Australian Court Docket 12659---Case of the Pregnant Lady

A lady about 8 months pregnant got on a bus. She noticed the man opposite her was smiling at her. She immediately moved to another seat. This time the smile turned into a grin, so she moved again. The man seemed more amused. When on the fourth move, the man burst out laughing,she complained to the driver and he had the man arrested.
The case came up in court. The judge asked the man (about 20 years old) what he had to say for himself. The man replied "Well your Honor, it was like this: When the lady got on the bus, I couldn't help but notice her condition. She sat down under a sign that said "The Double Mint Twins are coming" and I smiled. Then she moved and sat under a sign that said "Logan's Liniment will reduce the swelling" and I had to grin. Then she placed herself under a deodorant sign that said "William's Big Stick did the Trick" and I could hardly contain myself.
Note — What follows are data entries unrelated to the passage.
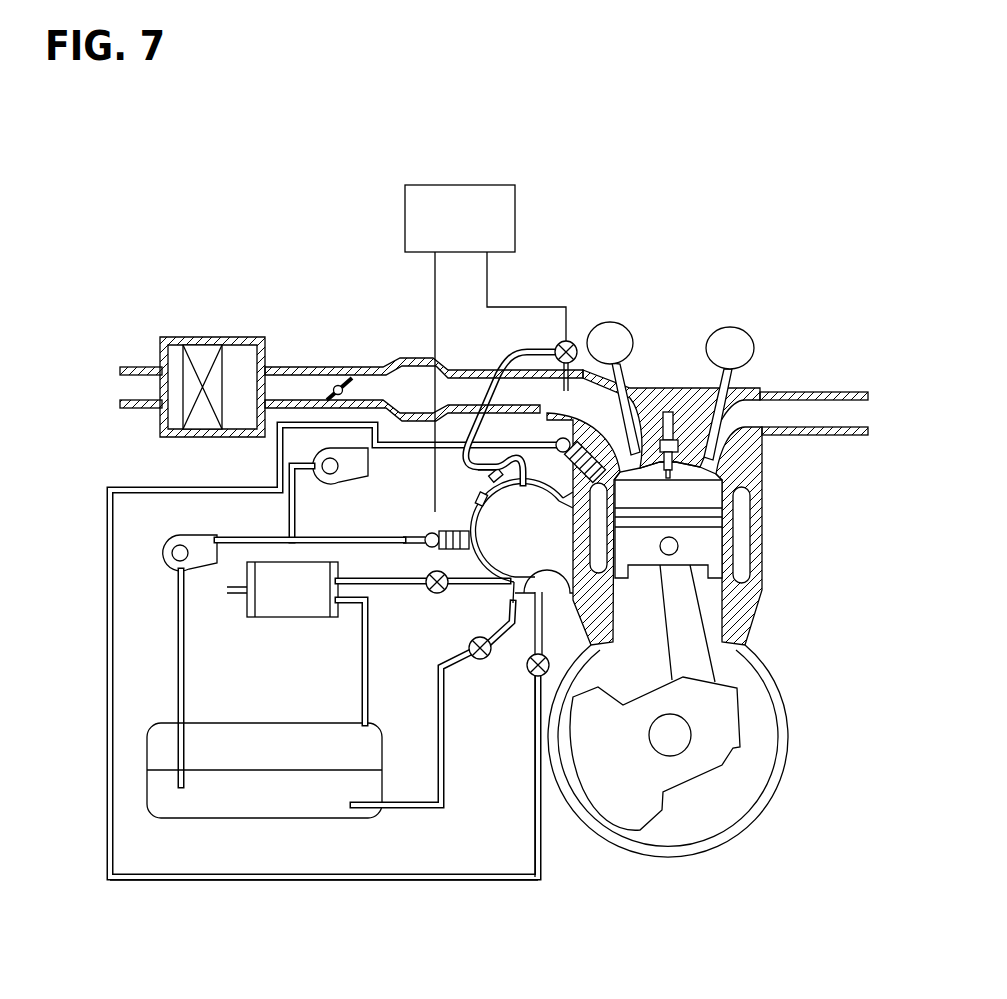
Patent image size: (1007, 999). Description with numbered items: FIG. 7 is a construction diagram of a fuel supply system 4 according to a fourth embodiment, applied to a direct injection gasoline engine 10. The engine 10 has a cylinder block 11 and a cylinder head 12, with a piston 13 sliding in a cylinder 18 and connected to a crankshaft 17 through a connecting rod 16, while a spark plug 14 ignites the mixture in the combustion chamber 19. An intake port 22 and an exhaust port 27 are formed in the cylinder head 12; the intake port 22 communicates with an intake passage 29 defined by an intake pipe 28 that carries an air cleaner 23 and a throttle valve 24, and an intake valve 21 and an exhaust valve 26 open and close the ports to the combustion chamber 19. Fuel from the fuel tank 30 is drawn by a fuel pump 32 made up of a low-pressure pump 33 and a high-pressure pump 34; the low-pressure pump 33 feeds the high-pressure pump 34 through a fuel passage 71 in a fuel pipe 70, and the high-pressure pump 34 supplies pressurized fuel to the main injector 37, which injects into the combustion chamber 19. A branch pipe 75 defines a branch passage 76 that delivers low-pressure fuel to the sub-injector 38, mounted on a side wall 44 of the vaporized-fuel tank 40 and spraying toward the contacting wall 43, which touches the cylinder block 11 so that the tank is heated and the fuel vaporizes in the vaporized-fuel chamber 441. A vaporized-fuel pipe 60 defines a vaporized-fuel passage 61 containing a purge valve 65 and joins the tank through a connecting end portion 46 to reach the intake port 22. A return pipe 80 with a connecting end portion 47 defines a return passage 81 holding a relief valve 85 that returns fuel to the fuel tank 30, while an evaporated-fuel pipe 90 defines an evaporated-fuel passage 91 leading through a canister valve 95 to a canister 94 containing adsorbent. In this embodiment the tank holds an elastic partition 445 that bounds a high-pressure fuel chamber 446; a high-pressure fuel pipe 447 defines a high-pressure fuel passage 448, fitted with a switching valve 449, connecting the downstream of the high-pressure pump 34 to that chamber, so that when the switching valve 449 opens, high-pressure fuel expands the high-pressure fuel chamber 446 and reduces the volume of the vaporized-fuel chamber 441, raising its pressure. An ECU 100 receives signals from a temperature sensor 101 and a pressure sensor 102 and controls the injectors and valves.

The fuel supply system 4 is at (313, 707).
The engine 10 is at (494, 589).
The cylinder block 11 is at (763, 537).
The cylinder head 12 is at (715, 380).
The piston 13 is at (717, 529).
The spark plug 14 is at (668, 410).
The connecting rod 16 is at (692, 655).
The crankshaft 17 is at (677, 731).
The cylinder 18 is at (724, 508).
The combustion chamber 19 is at (708, 484).
The intake valve 21 is at (614, 400).
The intake port 22 is at (652, 420).
The air cleaner 23 is at (207, 352).
The throttle valve 24 is at (330, 382).
The exhaust valve 26 is at (722, 412).
The exhaust port 27 is at (833, 420).
The intake pipe 28 is at (421, 337).
The intake passage 29 is at (303, 380).
The fuel tank 30 is at (348, 820).
The fuel pump 32 is at (198, 509).
The low-pressure pump 33 is at (166, 534).
The high-pressure pump 34 is at (278, 452).
The main injector 37 is at (580, 438).
The sub-injector 38 is at (412, 559).
The vaporized-fuel tank 40 is at (511, 665).
The contacting wall 43 is at (574, 592).
The side wall 44 is at (495, 560).
The connecting end portion 46 is at (540, 468).
The connecting end portion 47 is at (517, 612).
The vaporized-fuel pipe 60 is at (441, 360).
The vaporized-fuel passage 61 is at (466, 433).
The purge valve 65 is at (570, 340).
The fuel pipe 70 is at (156, 678).
The fuel passage 71 is at (178, 652).
The branch pipe 75 is at (322, 536).
The branch passage 76 is at (325, 542).
The return pipe 80 is at (433, 704).
The return passage 81 is at (438, 686).
The relief valve 85 is at (467, 648).
The evaporated-fuel pipe 90 is at (337, 661).
The evaporated-fuel passage 91 is at (362, 657).
The canister 94 is at (268, 618).
The canister valve 95 is at (428, 591).
The ECU 100 is at (404, 218).
The temperature sensor 101 is at (488, 478).
The pressure sensor 102 is at (476, 502).
The vaporized-fuel chamber 441 is at (507, 586).
The partition 445 is at (528, 606).
The high-pressure fuel chamber 446 is at (536, 606).
The high-pressure fuel pipe 447 is at (497, 881).
The high-pressure fuel passage 448 is at (437, 881).
The switching valve 449 is at (532, 678).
BUT your Honor, when she moved the fourth time and sat under a sign that said "Goodyear Rubber could have prevented this Accident" I just lost it.
"CASE DISMISSED"


----------



## 103625 (Mar 28, 2007)

Very good Babs
you should be on the Comedy Club :lol: :lol: :lol: 

Tony


----------



## tokkalosh (May 25, 2006)

Excellent Babs :lol:


----------



## G2EWS (May 1, 2006)

Brilliant,

Loved it thanks

Chris


----------



## annetony (May 1, 2005)

:lol: :lol: :lol: 
Anne


----------



## Motorhomersimpson (May 9, 2005)

:lol: :lol: :lol: 

MHS...Rob


----------



## CatherineandSteve (Dec 20, 2005)

:lol: :lol: :lol: Very funny.

Cheers Steve


----------